Açıklamasında; “40 yıl önce bugün 12 Eylül 1980'de Kenan Evren ve komutasındaki askerler “ülkede kardeş kavgasına son verecek, kanı durduracak, huzur ve barışı tesis edecek ve demokrasiyi getireceğiz” diyerek yönetime el koymasıyla demokratik düzen kesintiye uğradığı gibi bu darbe ile ülkemizde deformasyon süreci başlamış; tüm demokratik kazanımlar tek tek zedelenmeye başladı.  12 Eylül darbesi ile 1961 Anayasasının sağladığı özgürlükler ortamı ortadan kaldırılmış; temel hak ve özgürlükler yok edilmiş, milyonlarca yurttaşımız gözaltına alınmış, sistematik işkencelere maruz bırakılmış, ölümler, kayıplar, idamlar ve devlet eliyle hukuk cinayetleri yaşanmıştır.  12 Eylül zalim, gerici ve gaddar bir darbeydi, insanlarımızı ve demokrasimizi ezip geçmiştir.

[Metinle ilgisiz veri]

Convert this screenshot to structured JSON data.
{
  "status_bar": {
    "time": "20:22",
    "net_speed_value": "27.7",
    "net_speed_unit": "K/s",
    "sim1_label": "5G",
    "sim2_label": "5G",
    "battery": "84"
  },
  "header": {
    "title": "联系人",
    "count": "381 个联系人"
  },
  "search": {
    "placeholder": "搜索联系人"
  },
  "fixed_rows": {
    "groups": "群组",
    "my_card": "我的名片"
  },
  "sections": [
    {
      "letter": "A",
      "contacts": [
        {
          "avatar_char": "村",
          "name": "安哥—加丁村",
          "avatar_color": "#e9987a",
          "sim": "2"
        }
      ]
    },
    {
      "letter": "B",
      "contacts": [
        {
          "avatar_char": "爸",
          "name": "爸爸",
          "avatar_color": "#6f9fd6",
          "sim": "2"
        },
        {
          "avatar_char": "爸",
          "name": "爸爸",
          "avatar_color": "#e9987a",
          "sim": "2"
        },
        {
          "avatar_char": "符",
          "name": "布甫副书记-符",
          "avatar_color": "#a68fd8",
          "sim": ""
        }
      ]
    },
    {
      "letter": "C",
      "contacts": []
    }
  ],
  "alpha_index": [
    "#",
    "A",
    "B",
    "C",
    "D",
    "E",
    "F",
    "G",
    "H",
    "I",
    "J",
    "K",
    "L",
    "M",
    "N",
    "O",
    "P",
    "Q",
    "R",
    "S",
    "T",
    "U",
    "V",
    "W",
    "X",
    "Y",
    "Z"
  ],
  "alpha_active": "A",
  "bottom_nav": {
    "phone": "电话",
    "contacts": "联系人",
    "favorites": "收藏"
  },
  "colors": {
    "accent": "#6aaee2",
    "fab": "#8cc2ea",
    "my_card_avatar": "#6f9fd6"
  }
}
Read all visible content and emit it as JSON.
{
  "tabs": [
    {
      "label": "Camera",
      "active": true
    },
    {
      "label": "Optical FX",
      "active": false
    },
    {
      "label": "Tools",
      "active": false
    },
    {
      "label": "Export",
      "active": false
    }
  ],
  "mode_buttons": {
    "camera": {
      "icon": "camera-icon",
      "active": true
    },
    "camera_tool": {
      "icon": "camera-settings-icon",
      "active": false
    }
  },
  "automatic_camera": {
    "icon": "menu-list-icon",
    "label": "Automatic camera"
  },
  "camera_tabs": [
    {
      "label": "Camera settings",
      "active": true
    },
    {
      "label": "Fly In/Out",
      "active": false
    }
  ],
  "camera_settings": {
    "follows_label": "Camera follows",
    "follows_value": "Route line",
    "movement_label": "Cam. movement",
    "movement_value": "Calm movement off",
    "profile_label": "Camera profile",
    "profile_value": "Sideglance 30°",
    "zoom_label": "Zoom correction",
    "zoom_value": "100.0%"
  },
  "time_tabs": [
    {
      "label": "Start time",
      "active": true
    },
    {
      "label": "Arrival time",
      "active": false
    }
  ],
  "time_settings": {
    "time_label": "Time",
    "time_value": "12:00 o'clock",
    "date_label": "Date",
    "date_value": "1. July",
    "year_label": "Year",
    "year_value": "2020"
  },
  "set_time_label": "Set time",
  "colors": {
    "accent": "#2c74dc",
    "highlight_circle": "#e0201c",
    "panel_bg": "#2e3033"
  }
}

HALKIMIZ ERDAL EREN'İ UNUTMADI

Dönemin Genelkurmay Başkanının  asmayalım da besleyelim mi? dediği, yaşı büyütülerek idam edilen 17 yaşında ki Erdal Eren de vardı. Erdal Eren’i de bu vesileyle bir kez daha saygıyla anıyorum. Bu acıyı yaşatanlar unutulup gidecek o masum yurttaşlarımız asla unutulmayacaktır. Bu yüce millete en büyük ihanet yapılan hain darbelerdir. Yıllar sonra bu darbeyi yapan komutanlardan yaşayanlar yargılanıp ceza aldı, yaşlılık ve hastalık sebebiyle cezalar uygulanmadı. Darbecilerle sembolik de olsa hesaplaşıldı fakat darbe ile tam olarak hiçbir zaman hesaplaşılamadı. Bugün Türkiye’de insan hakları açısından acilen yerine getirilmesi gereken tek bir talep vardır: O da hak, hukuk, adalet ve toplumsal barışın tesis edilmesidir.

12 Eylül faşizmini kınıyor, ister sivil, ister asker tarafından gerçekleştirilsin, tüm darbelere karşı olduğumuzu bir kez daha kamuoyu ile paylaşıyorum.” İfadelerine yer verdi.